Équité salariale au fédéral : « Après 25 ans de résultats plus que lamentables, le statu quo n'est plus acceptable » – René Roy, secrétaire général de la FTQ

Montréal, le 23 avril 2002 – « Après 25 ans de résultats lamentables, le statu quo n’est plus acceptable », a déclaré aujourd’hui M. René Roy, secrétaire général de la FTQ, lors de l’intervention de la centrale devant le Groupe de travail fédéral sur l’équité salariale.

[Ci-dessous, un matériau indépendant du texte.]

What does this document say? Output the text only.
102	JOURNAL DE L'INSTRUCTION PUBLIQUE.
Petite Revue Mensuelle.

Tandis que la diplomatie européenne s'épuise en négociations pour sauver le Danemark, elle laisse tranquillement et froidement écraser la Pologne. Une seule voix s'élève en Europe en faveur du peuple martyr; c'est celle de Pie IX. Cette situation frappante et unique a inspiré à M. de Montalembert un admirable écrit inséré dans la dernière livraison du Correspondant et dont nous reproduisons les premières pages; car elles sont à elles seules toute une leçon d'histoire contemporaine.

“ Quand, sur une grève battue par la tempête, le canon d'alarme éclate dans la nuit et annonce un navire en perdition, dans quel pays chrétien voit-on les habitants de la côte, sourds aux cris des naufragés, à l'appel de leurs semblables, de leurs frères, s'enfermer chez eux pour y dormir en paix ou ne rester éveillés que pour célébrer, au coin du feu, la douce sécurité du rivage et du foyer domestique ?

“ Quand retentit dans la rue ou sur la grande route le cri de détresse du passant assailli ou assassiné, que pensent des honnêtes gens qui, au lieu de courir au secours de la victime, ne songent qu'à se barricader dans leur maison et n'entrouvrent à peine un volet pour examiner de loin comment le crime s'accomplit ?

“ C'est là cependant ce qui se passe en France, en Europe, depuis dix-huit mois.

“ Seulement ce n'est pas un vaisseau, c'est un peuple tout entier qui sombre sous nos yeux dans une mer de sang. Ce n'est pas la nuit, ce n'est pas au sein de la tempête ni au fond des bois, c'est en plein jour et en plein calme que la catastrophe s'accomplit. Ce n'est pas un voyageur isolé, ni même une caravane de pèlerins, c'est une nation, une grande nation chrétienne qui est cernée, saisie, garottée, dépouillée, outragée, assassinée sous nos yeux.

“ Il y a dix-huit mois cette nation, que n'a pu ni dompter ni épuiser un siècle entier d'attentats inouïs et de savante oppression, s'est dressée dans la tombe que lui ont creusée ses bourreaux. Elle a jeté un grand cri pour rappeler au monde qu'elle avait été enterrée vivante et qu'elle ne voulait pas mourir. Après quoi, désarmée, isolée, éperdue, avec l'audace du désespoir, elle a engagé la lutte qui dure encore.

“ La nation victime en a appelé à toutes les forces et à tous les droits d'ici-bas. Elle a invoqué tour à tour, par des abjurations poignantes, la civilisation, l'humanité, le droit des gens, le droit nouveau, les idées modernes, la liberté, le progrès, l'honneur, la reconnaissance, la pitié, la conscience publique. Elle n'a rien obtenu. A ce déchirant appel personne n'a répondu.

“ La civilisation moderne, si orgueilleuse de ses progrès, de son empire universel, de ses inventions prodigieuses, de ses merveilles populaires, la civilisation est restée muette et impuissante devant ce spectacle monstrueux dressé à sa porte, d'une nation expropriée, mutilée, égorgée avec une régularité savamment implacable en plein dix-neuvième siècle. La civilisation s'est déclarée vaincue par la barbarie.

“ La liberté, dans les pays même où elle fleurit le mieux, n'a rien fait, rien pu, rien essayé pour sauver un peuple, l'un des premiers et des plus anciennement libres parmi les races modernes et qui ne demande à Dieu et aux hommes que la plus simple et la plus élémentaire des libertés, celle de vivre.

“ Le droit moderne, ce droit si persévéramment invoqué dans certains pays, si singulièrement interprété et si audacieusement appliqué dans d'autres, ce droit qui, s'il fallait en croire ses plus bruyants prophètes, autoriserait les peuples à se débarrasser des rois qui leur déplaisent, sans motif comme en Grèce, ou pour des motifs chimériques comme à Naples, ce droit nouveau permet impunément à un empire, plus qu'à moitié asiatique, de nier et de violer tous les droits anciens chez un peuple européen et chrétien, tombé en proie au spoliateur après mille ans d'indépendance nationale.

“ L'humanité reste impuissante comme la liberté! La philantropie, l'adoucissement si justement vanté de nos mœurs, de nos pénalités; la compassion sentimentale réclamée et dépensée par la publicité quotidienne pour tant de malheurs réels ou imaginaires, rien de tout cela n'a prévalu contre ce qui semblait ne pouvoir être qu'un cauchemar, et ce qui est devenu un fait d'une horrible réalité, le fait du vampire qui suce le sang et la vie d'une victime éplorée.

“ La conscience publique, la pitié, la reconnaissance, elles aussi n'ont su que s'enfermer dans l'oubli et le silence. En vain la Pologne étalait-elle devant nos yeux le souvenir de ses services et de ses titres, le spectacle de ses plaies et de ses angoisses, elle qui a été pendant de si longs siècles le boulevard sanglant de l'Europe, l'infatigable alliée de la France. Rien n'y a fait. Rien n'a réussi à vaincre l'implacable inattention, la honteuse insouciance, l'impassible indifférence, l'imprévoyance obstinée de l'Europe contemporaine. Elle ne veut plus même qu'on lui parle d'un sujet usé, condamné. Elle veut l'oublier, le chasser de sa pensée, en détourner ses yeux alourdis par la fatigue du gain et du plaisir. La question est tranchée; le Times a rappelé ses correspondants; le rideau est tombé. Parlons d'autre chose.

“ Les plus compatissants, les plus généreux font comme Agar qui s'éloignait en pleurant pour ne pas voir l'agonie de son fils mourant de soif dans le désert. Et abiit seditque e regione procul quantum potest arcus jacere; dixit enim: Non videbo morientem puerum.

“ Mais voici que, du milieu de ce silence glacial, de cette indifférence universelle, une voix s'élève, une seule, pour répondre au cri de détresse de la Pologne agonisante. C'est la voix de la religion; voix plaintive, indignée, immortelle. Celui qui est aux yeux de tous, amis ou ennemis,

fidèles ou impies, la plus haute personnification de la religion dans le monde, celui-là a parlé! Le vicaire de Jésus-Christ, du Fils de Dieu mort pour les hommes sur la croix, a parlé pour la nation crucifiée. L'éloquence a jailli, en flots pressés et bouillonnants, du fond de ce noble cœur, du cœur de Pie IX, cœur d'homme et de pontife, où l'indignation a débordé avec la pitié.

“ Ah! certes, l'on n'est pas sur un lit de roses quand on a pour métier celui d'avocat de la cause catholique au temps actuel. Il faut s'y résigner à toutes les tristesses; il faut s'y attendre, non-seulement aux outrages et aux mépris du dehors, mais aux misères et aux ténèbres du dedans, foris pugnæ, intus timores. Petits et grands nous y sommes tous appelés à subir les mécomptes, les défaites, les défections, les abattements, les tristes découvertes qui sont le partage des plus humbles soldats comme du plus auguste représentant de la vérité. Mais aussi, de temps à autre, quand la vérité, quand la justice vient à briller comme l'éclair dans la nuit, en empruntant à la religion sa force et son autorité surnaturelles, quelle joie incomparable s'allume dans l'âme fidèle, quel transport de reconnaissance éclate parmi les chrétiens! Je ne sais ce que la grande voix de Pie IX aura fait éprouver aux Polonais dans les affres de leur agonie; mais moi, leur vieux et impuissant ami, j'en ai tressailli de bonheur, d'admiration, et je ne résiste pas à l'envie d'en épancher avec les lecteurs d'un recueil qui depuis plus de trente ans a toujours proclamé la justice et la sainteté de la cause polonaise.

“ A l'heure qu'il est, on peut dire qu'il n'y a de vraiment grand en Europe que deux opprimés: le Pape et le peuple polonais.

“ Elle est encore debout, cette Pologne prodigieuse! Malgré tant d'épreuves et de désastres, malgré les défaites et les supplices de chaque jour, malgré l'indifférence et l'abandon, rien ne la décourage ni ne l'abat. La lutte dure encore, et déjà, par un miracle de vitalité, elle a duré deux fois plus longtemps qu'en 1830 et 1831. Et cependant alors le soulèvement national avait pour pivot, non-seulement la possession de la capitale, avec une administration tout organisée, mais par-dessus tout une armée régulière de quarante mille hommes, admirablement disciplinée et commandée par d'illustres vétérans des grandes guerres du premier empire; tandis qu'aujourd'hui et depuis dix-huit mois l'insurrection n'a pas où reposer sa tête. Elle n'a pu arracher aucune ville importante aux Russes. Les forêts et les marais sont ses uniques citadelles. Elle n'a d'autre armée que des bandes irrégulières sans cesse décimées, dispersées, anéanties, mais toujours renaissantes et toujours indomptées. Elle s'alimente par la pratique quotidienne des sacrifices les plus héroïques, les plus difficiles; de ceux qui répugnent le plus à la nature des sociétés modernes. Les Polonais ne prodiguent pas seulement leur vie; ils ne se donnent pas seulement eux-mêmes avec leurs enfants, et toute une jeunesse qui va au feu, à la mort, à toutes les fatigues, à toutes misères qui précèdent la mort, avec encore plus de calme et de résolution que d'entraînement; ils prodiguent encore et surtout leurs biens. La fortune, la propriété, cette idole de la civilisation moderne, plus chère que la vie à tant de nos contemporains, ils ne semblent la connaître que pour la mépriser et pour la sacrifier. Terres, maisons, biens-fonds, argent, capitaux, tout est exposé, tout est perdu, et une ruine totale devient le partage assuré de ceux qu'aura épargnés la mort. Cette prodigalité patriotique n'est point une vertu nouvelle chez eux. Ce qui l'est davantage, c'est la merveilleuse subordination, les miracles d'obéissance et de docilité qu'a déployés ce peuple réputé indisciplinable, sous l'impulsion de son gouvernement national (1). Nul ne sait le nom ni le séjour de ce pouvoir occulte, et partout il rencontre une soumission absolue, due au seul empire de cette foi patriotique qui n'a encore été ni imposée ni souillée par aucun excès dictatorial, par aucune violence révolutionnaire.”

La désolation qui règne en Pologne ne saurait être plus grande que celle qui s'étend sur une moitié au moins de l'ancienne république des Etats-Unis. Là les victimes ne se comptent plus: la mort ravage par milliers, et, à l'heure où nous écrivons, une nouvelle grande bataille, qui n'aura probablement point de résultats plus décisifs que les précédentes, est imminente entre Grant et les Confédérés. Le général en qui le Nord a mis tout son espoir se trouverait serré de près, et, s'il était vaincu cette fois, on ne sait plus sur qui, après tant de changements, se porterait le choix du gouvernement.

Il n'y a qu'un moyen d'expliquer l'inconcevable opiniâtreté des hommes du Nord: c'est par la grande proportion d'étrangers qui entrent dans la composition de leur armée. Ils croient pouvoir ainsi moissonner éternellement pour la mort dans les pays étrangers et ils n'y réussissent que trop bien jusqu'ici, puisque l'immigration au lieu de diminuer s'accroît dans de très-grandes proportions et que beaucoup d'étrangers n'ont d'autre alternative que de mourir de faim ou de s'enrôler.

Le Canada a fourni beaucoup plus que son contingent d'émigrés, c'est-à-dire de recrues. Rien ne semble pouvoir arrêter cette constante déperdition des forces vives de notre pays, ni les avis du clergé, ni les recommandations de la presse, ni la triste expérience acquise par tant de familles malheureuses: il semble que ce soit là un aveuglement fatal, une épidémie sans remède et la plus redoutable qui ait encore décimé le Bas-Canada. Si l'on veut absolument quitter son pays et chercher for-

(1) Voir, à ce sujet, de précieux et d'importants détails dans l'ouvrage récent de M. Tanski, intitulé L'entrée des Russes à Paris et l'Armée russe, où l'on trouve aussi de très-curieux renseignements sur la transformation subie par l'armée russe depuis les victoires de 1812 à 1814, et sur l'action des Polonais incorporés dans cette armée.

La FTQ est la seule centrale québécoise à participer aux audiences du Groupe de travail à Montréal.

Rappelant que le Canada a ratifié dès 1972 la Convention sur l’égalité de rémunération de l’Organisation internationale du travail, M. Roy a indiqué au gouvernement fédéral qu’il est de son devoir de soutenir le principe d’équité salariale et de faire respecter les droits de tous les membres de la société, y compris des travailleuses.

Près de 100 000 membres de la FTQ travaillent dans des secteurs de compétence fédérale, soit les banques, le transport aérien, ferroviaire, routier et maritime, les services postaux, les télécommunications et la fonction publique fédérale.

Des sagas juridiques

Plus de 25 ans après l’enchâssement du droit à l’équité salariale dans la Charte des droits et libertés du Québec et dans la Loi canadienne des droits de la personne, les travailleuses attendent toujours d’être rémunérées équitablement parce qu’un système passif y avait été prévu. « Avec un fardeau de la preuve qui incombe à la plaignante, le système de plaintes, par sa lourdeur, sa longueur et les coûts qu’il suppose, est loin d’être à la portée des travailleuses », a souligné le secrétaire général de la FTQ en citant les sagas juridiques qu’ont dû mener l’Alliance de la fonction publique du Canada (AFPC) et le Syndicat des communications, de l’énergie et du papier (SCEP), affiliés à la FTQ, dans le dossier de l’équité salariale.

Pour une loi proactive

« Les catégories d’emplois où les femmes prédominent continuent d’être sous-évaluées. Seule une loi proactive peut obliger les employeurs à éliminer la discrimination faite aux travailleuses. Les analyses des Commissions des droits de la personne, tant au Québec qu’au Canada, en viennent également aux mêmes conclusions », a ajouté M. Roy.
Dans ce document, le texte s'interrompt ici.